3) Authorial distance, or reticence: the author gives only
very limited descriptions of people and surroundings,
leaving the rest to the reader's imagination. This more
closely approximates the dream state, since the background
and physical details in a dream are usually assumed rather
then displayed in detail. Kafka especially utilized this,
and it was one of his stylistic points of departure from the
richly descriptive expressionism that so many of his contemporaries utilized.
4) Intentional undermining of the conventions of realism
(verisimilitude): This can be accomplished in two ways.

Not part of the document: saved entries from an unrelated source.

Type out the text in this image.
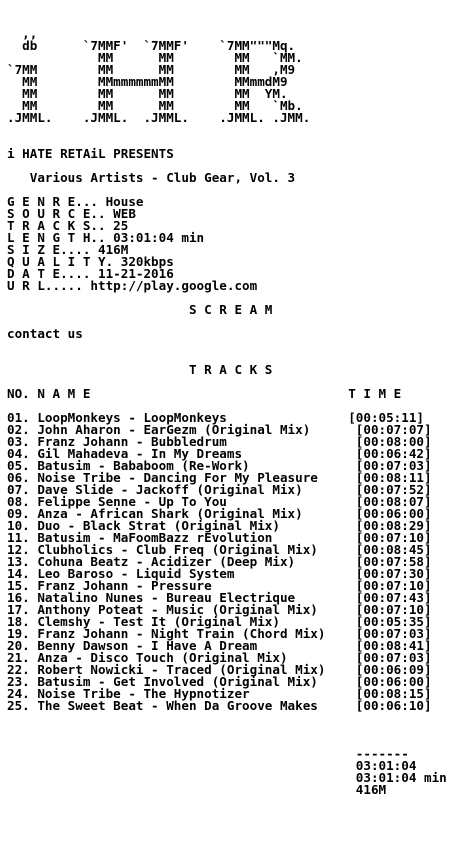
,,
db      `7MMF'  `7MMF'    `7MM"""Mq.
MM      MM        MM   `MM.
`7MM        MM      MM        MM   ,M9
MM        MMmmmmmmMM        MMmmdM9
MM        MM      MM        MM  YM.
MM        MM      MM        MM   `Mb.
.JMML.    .JMML.  .JMML.    .JMML. .JMM.

i HATE RETAiL PRESENTS

Various Artists - Club Gear, Vol. 3

G E N R E... House
S O U R C E.. WEB
T R A C K S.. 25
L E N G T H.. 03:01:04 min
S I Z E.... 416M
Q U A L I T Y. 320kbps
D A T E.... 11-21-2016
U R L..... http://play.google.com

S C R E A M

contact us

T R A C K S

NO. N A M E                                  T I M E

01. LoopMonkeys - LoopMonkeys                [00:05:11]
02. John Aharon - EarGezm (Original Mix)      [00:07:07]
03. Franz Johann - Bubbledrum                 [00:08:00]
04. Gil Mahadeva - In My Dreams               [00:06:42]
05. Batusim - Bababoom (Re-Work)              [00:07:03]
06. Noise Tribe - Dancing For My Pleasure     [00:08:11]
07. Dave Slide - Jackoff (Original Mix)       [00:07:52]
08. Felippe Senne - Up To You                 [00:08:07]
09. Anza - African Shark (Original Mix)       [00:06:00]
10. Duo - Black Strat (Original Mix)          [00:08:29]
11. Batusim - MaFoomBazz rEvolution           [00:07:10]
12. Clubholics - Club Freq (Original Mix)     [00:08:45]
13. Cohuna Beatz - Acidizer (Deep Mix)        [00:07:58]
14. Leo Baroso - Liquid System                [00:07:30]
15. Franz Johann - Pressure                   [00:07:10]
16. Natalino Nunes - Bureau Electrique        [00:07:43]
17. Anthony Poteat - Music (Original Mix)     [00:07:10]
18. Clemshy - Test It (Original Mix)          [00:05:35]
19. Franz Johann - Night Train (Chord Mix)    [00:07:03]
20. Benny Dawson - I Have A Dream             [00:08:41]
21. Anza - Disco Touch (Original Mix)         [00:07:03]
22. Robert Nowicki - Traced (Original Mix)    [00:06:09]
23. Batusim - Get Involved (Original Mix)     [00:06:00]
24. Noise Tribe - The Hypnotizer              [00:08:15]
25. The Sweet Beat - When Da Groove Makes     [00:06:10]

-------
03:01:04
03:01:04 min
416M
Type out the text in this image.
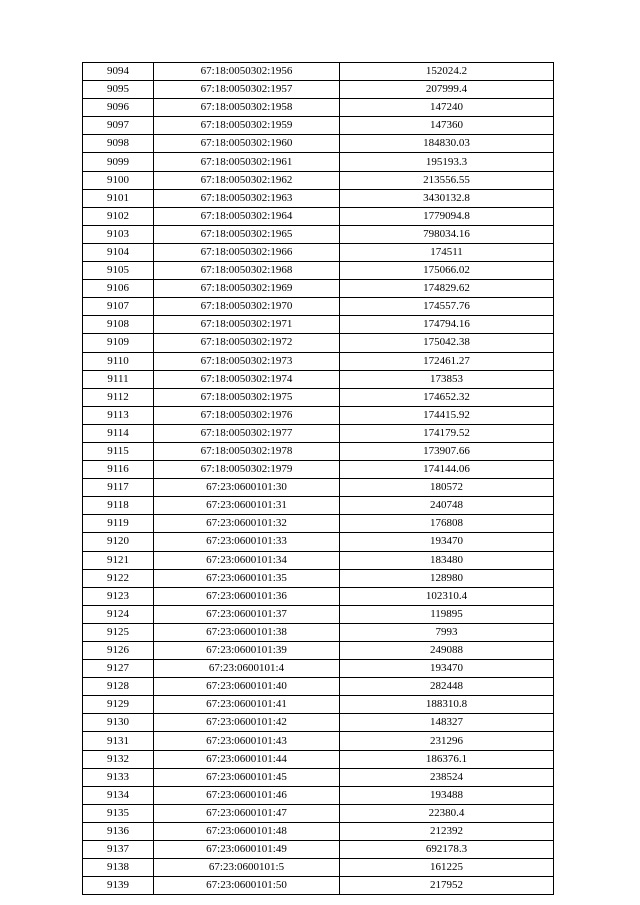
9094	67:18:0050302:1956	152024.2
9095	67:18:0050302:1957	207999.4
9096	67:18:0050302:1958	147240
9097	67:18:0050302:1959	147360
9098	67:18:0050302:1960	184830.03
9099	67:18:0050302:1961	195193.3
9100	67:18:0050302:1962	213556.55
9101	67:18:0050302:1963	3430132.8
9102	67:18:0050302:1964	1779094.8
9103	67:18:0050302:1965	798034.16
9104	67:18:0050302:1966	174511
9105	67:18:0050302:1968	175066.02
9106	67:18:0050302:1969	174829.62
9107	67:18:0050302:1970	174557.76
9108	67:18:0050302:1971	174794.16
9109	67:18:0050302:1972	175042.38
9110	67:18:0050302:1973	172461.27
9111	67:18:0050302:1974	173853
9112	67:18:0050302:1975	174652.32
9113	67:18:0050302:1976	174415.92
9114	67:18:0050302:1977	174179.52
9115	67:18:0050302:1978	173907.66
9116	67:18:0050302:1979	174144.06
9117	67:23:0600101:30	180572
9118	67:23:0600101:31	240748
9119	67:23:0600101:32	176808
9120	67:23:0600101:33	193470
9121	67:23:0600101:34	183480
9122	67:23:0600101:35	128980
9123	67:23:0600101:36	102310.4
9124	67:23:0600101:37	119895
9125	67:23:0600101:38	7993
9126	67:23:0600101:39	249088
9127	67:23:0600101:4	193470
9128	67:23:0600101:40	282448
9129	67:23:0600101:41	188310.8
9130	67:23:0600101:42	148327
9131	67:23:0600101:43	231296
9132	67:23:0600101:44	186376.1
9133	67:23:0600101:45	238524
9134	67:23:0600101:46	193488
9135	67:23:0600101:47	22380.4
9136	67:23:0600101:48	212392
9137	67:23:0600101:49	692178.3
9138	67:23:0600101:5	161225
9139	67:23:0600101:50	217952
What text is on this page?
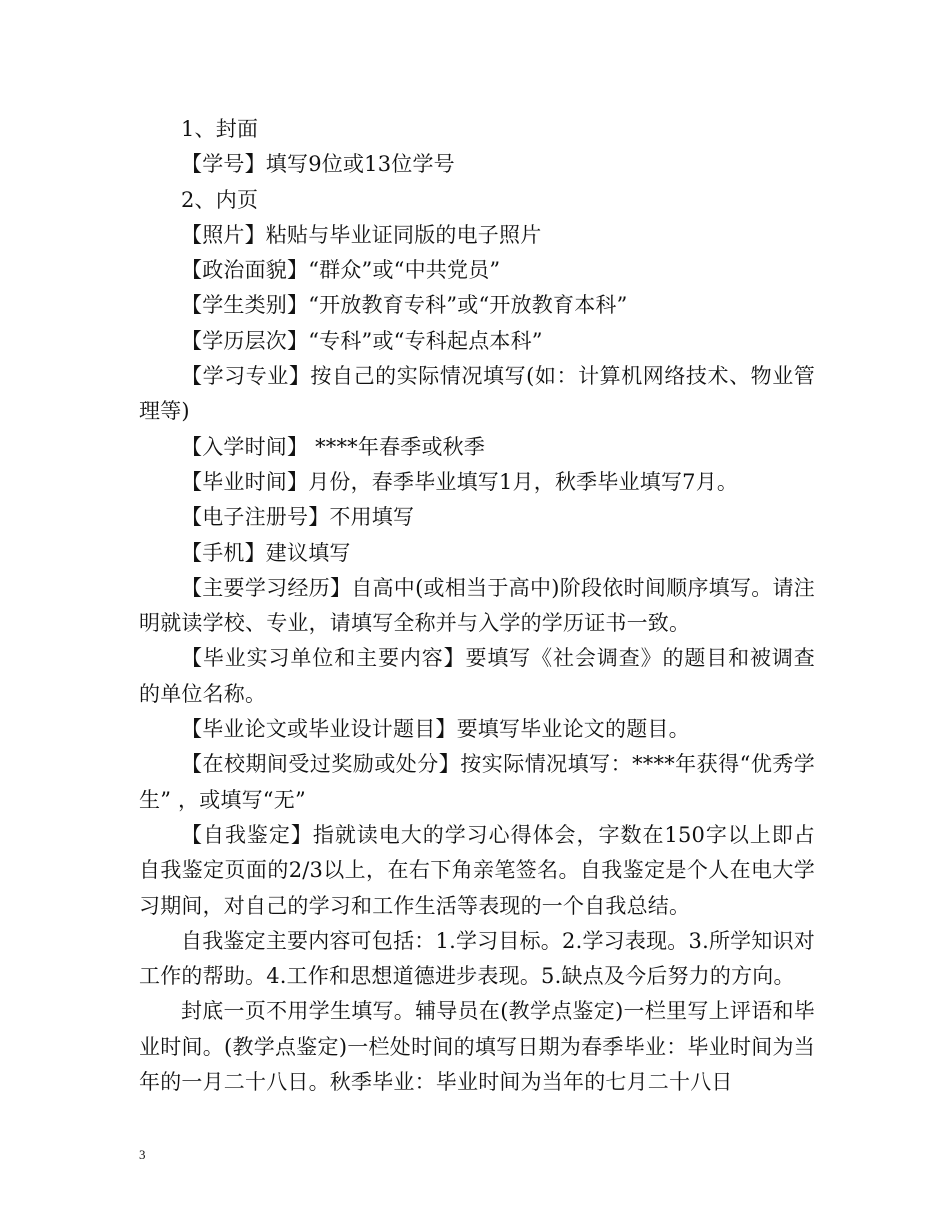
1、封面

【学号】填写9位或13位学号

2、内页

【照片】粘贴与毕业证同版的电子照片

【政治面貌】“群众”或“中共党员”

【学生类别】“开放教育专科”或“开放教育本科”

【学历层次】“专科”或“专科起点本科”

【学习专业】按自己的实际情况填写(如：计算机网络技术、物业管理等)

【入学时间】 ****年春季或秋季

【毕业时间】月份，春季毕业填写1月，秋季毕业填写7月。

【电子注册号】不用填写

【手机】建议填写

【主要学习经历】自高中(或相当于高中)阶段依时间顺序填写。请注明就读学校、专业，请填写全称并与入学的学历证书一致。

【毕业实习单位和主要内容】要填写《社会调查》的题目和被调查的单位名称。

【毕业论文或毕业设计题目】要填写毕业论文的题目。

【在校期间受过奖励或处分】按实际情况填写：****年获得“优秀学生” ，或填写“无”

【自我鉴定】指就读电大的学习心得体会，字数在150字以上即占自我鉴定页面的2/3以上，在右下角亲笔签名。自我鉴定是个人在电大学习期间，对自己的学习和工作生活等表现的一个自我总结。

自我鉴定主要内容可包括：1.学习目标。2.学习表现。3.所学知识对工作的帮助。4.工作和思想道德进步表现。5.缺点及今后努力的方向。

封底一页不用学生填写。辅导员在(教学点鉴定)一栏里写上评语和毕业时间。(教学点鉴定)一栏处时间的填写日期为春季毕业：毕业时间为当年的一月二十八日。秋季毕业：毕业时间为当年的七月二十八日

3
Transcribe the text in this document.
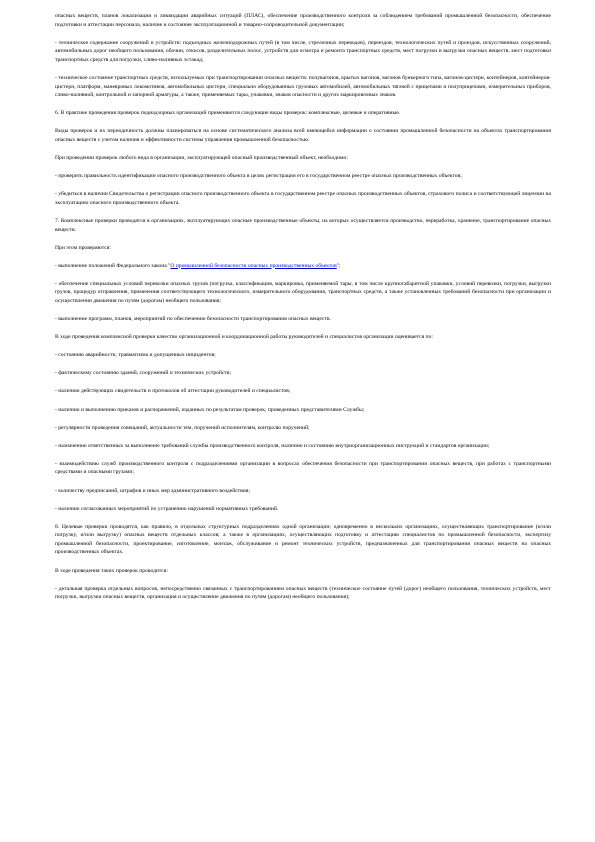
опасных веществ, планов локализации и ликвидации аварийных ситуаций (ПЛАС), обеспечение производственного контроля за соблюдением требований промышленной безопасности, обеспечение подготовки и аттестации персонала, наличие и состояние эксплуатационной и товарно-сопроводительной документации;

- техническое содержание сооружений и устройств: подъездных железнодорожных путей (в том числе, стрелочных переводов), переездов, технологических путей и проездов, искусственных сооружений, автомобильных дорог необщего пользования, обочин, откосов, разделительных полос, устройств для осмотра и ремонта транспортных средств, мест погрузки и выгрузки опасных веществ, мест подготовки транспортных средств для погрузки, сливо-наливных эстакад;

- техническое состояние транспортных средств, используемых при транспортировании опасных веществ: полувагонов, крытых вагонов, вагонов бункерного типа, вагонов-цистерн, контейнеров, контейнеров-цистерн, платформ, маневровых локомотивов, автомобильных цистерн, специально оборудованных грузовых автомобилей, автомобильных тягачей с прицепами и полуприцепами, измерительных приборов, сливо-наливной, контрольной и запорной арматуры, а также, применяемых тары, упаковки, знаков опасности и других маркировочных знаков.

6. В практике проведения проверок поднадзорных организаций применяются следующие виды проверок: комплексные, целевые и оперативные.

Виды проверок и их периодичность должны планироваться на основе систематического анализа всей имеющейся информации о состоянии промышленной безопасности на объектах транспортирования опасных веществ с учетом наличия и эффективности системы управления промышленной безопасностью.

При проведении проверок любого вида в организации, эксплуатирующей опасный производственный объект, необходимо:

- проверить правильность идентификации опасного производственного объекта в целях регистрации его в государственном реестре опасных производственных объектов;

- убедиться в наличии Свидетельства о регистрации опасного производственного объекта в государственном реестре опасных производственных объектов, страхового полиса и соответствующей лицензии на эксплуатацию опасного производственного объекта.

7. Комплексные проверки проводятся в организациях, эксплуатирующих опасные производственные объекты, на которых осуществляется производство, переработка, хранение, транспортирование опасных веществ.

При этом проверяются:

- выполнение положений Федерального закона "О промышленной безопасности опасных производственных объектов";

- обеспечение специальных условий перевозки опасных грузов (погрузка, классификация, маркировка, применяемой тары, в том числе крупногабаритной упаковки, условий перевозки, погрузки, выгрузки грузов, процедур отправления, применения соответствующего технологического, измерительного оборудования, транспортных средств, а также установленных требований безопасности при организации и осуществлении движения по путям (дорогам) необщего пользования;

- выполнение программ, планов, мероприятий по обеспечению безопасности транспортирования опасных веществ.

В ходе проведения комплексной проверки качество организационной и координационной работы руководителей и специалистов организации оценивается по:

- состоянию аварийности, травматизма и допущенных инцидентов;

- фактическому состоянию зданий, сооружений и технических устройств;

- наличию действующих свидетельств и протоколов об аттестации руководителей и специалистов;

- наличию и выполнению приказов и распоряжений, изданных по результатам проверок, проведенных представителями Службы;

- регулярности проведения совещаний, актуальности тем, поручений исполнителям, контролю поручений;

- назначению ответственных за выполнение требований службы производственного контроля, наличию и состоянию внутриорганизационных инструкций и стандартов организации;

- взаимодействию служб производственного контроля с подразделениями организации в вопросах обеспечения безопасности при транспортировании опасных веществ, при работах с транспортными средствами и опасными грузами;

- количеству предписаний, штрафов и иных мер административного воздействия;

- наличию согласованных мероприятий по устранению нарушений нормативных требований.

8. Целевые проверки проводятся, как правило, в отдельных структурных подразделениях одной организации; одновременно в нескольких организациях, осуществляющих транспортирование (и/или погрузку, и/или выгрузку) опасных веществ отдельных классов; а также в организациях, осуществляющих подготовку и аттестацию специалистов по промышленной безопасности, экспертизу промышленной безопасности, проектирование, изготовление, монтаж, обслуживание и ремонт технических устройств, предназначенных для транспортирования опасных веществ на опасных производственных объектах.

В ходе проведения таких проверок проводится:

- детальная проверка отдельных вопросов, непосредственно связанных с транспортированием опасных веществ (техническое состояние путей (дорог) необщего пользования, технических устройств, мест погрузки, выгрузки опасных веществ, организация и осуществление движения по путям (дорогам) необщего пользования);
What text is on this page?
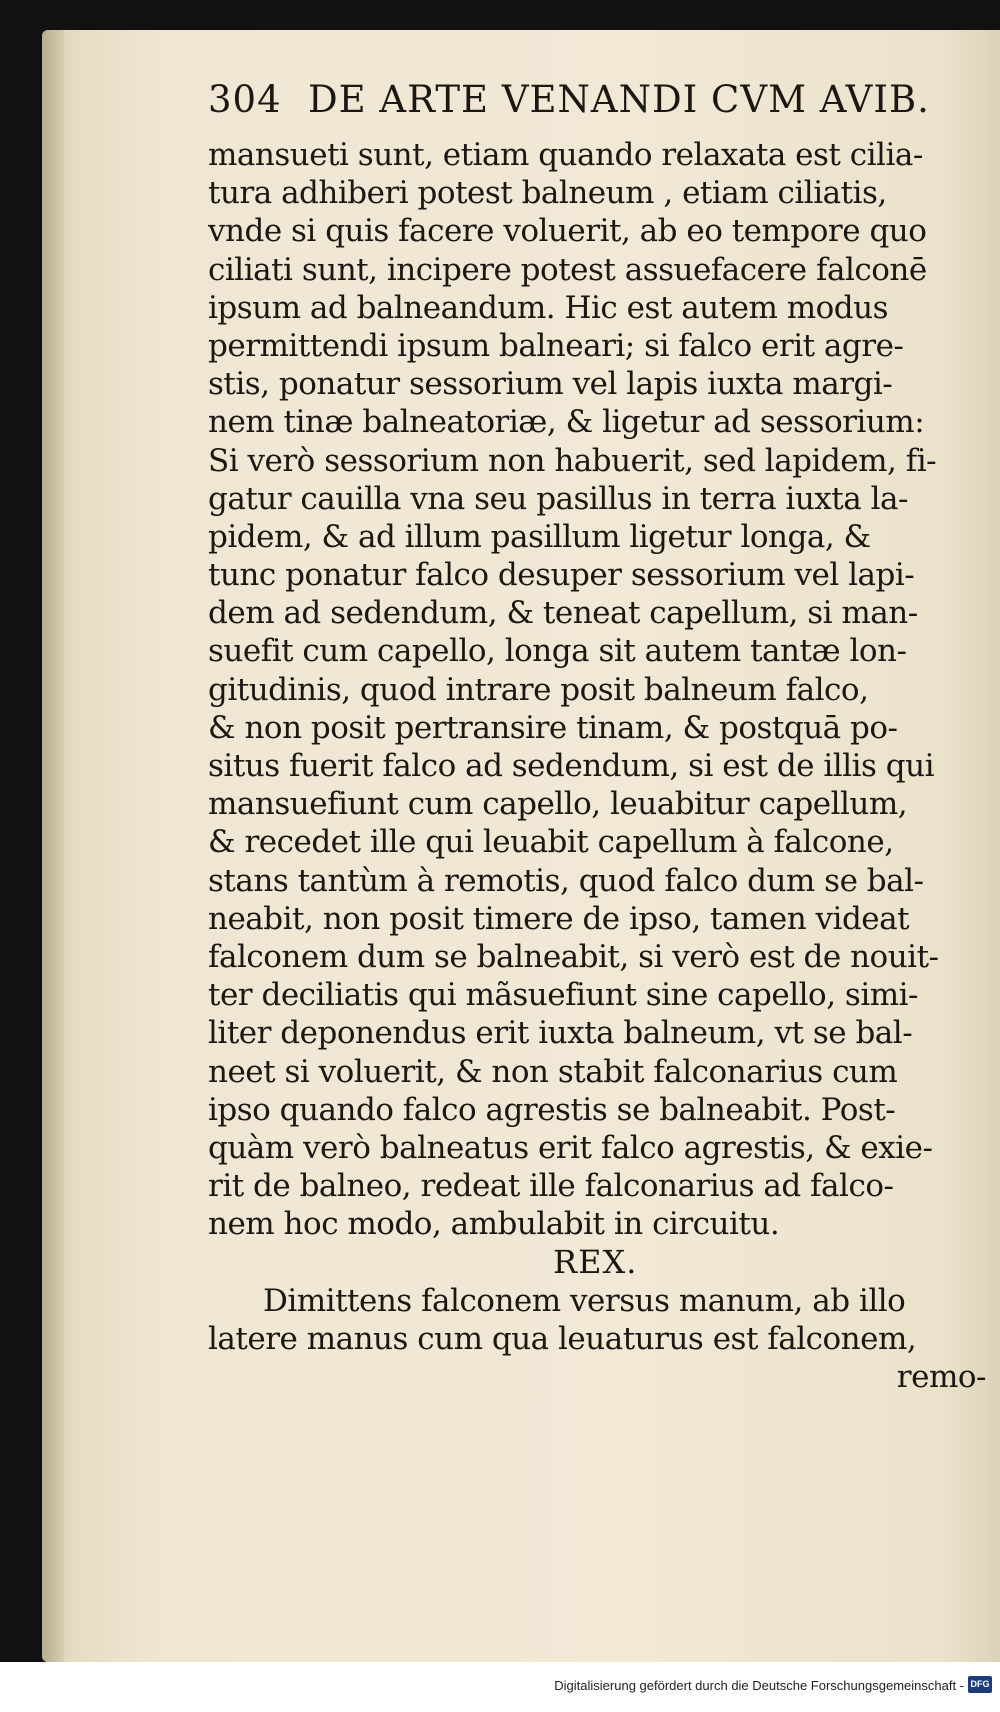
304 DE ARTE VENANDI CVM AVIB.
mansueti sunt, etiam quando relaxata est cilia-
tura adhiberi potest balneum , etiam ciliatis,
vnde si quis facere voluerit, ab eo tempore quo
ciliati sunt, incipere potest assuefacere falconē
ipsum ad balneandum. Hic est autem modus
permittendi ipsum balneari; si falco erit agre-
stis, ponatur sessorium vel lapis iuxta margi-
nem tinæ balneatoriæ, & ligetur ad sessorium:
Si verò sessorium non habuerit, sed lapidem, fi-
gatur cauilla vna seu pasillus in terra iuxta la-
pidem, & ad illum pasillum ligetur longa, &
tunc ponatur falco desuper sessorium vel lapi-
dem ad sedendum, & teneat capellum, si man-
suefit cum capello, longa sit autem tantæ lon-
gitudinis, quod intrare posit balneum falco,
& non posit pertransire tinam, & postquā po-
situs fuerit falco ad sedendum, si est de illis qui
mansuefiunt cum capello, leuabitur capellum,
& recedet ille qui leuabit capellum à falcone,
stans tantùm à remotis, quod falco dum se bal-
neabit, non posit timere de ipso, tamen videat
falconem dum se balneabit, si verò est de nouit-
ter deciliatis qui mãsuefiunt sine capello, simi-
liter deponendus erit iuxta balneum, vt se bal-
neet si voluerit, & non stabit falconarius cum
ipso quando falco agrestis se balneabit. Post-
quàm verò balneatus erit falco agrestis, & exie-
rit de balneo, redeat ille falconarius ad falco-
nem hoc modo, ambulabit in circuitu.
REX.
Dimittens falconem versus manum, ab illo
latere manus cum qua leuaturus est falconem,
remo-
Digitalisierung gefördert durch die Deutsche Forschungsgemeinschaft - DFG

The first involves the absence of psychological plausibility
of the characters (such plausibility could be considered to be the
foundation of realistic literature). An example of this is
the strange obsession of the protagonist in The Unconsoled
to fulfill the role others had laid out for him -- e.g., to
be the husband of a woman he doesn't know, and with whom
his only connection is that her father is the bellhop at the
hotel where he is staying, or to act as the arbiter of a
cultural dispute of which he knows nothing. The
second way to undermine realism is to subvert empirical
notions of cause and effect. Thus, if somebody were to lose
his or her nose, we would naturally expect in "realistic" fiction
for there to be grievous physical consequences (such as
bleeding). When no such thing happens, the seeming realism
of Gogol's story is undermined.
-- related genres of the unreal --
5) Free flights of fancy: Is similar to the fairy tale in
that the fantastic is present, the laws of physics are
ignored and yet none of the characters in the story feel the
fantastic to be strange or unusual. Is very dissimilar to
the fairy tale in that the reader feels the tension between
the real and the irreal. Thus, the flight of fancy does not
open with "Once upon a time..." nor use any of the accepted
conventions such as flying carpets, witches,
etc. which tell the reader it is a story that only inhabits
the fantastic. On the contrary, on one level they often
seem to be based in reality, such as Stanislaw Lem's Ijon
Tichy stories, which seem to be based on science, and yet
deliberately ignore science, or in Kublai Khan, where we are
left wondering, since Kublai Khan was a real historical
person who ruled over an empire, whether there really is a
"Xanadu" with a river named "Alph."
6) Narrative psychopathology: The story is from the
point-of-view of a narrator or protagonist who, however,
reflects (or may reflect) a psychopathological reality
such that the reader doesn't know what is and what isn't
"true" reality. Examples: Diary of a Madman, Expensive People,
Good Soldier Schweik.
7) Confrontation with the unknowable: The story, though
following the conventions of realism, confronts something (e.g. alien
civilization) which is so utterly alien to us and our
sensibilities that it appears to be
fantastic to the protagonist and the reader and remains so
throughout the work (Lem's Solaris, His Master's Voice,
Fiasco; Boris and Arkadii Strugatsky, Roadside Picnic).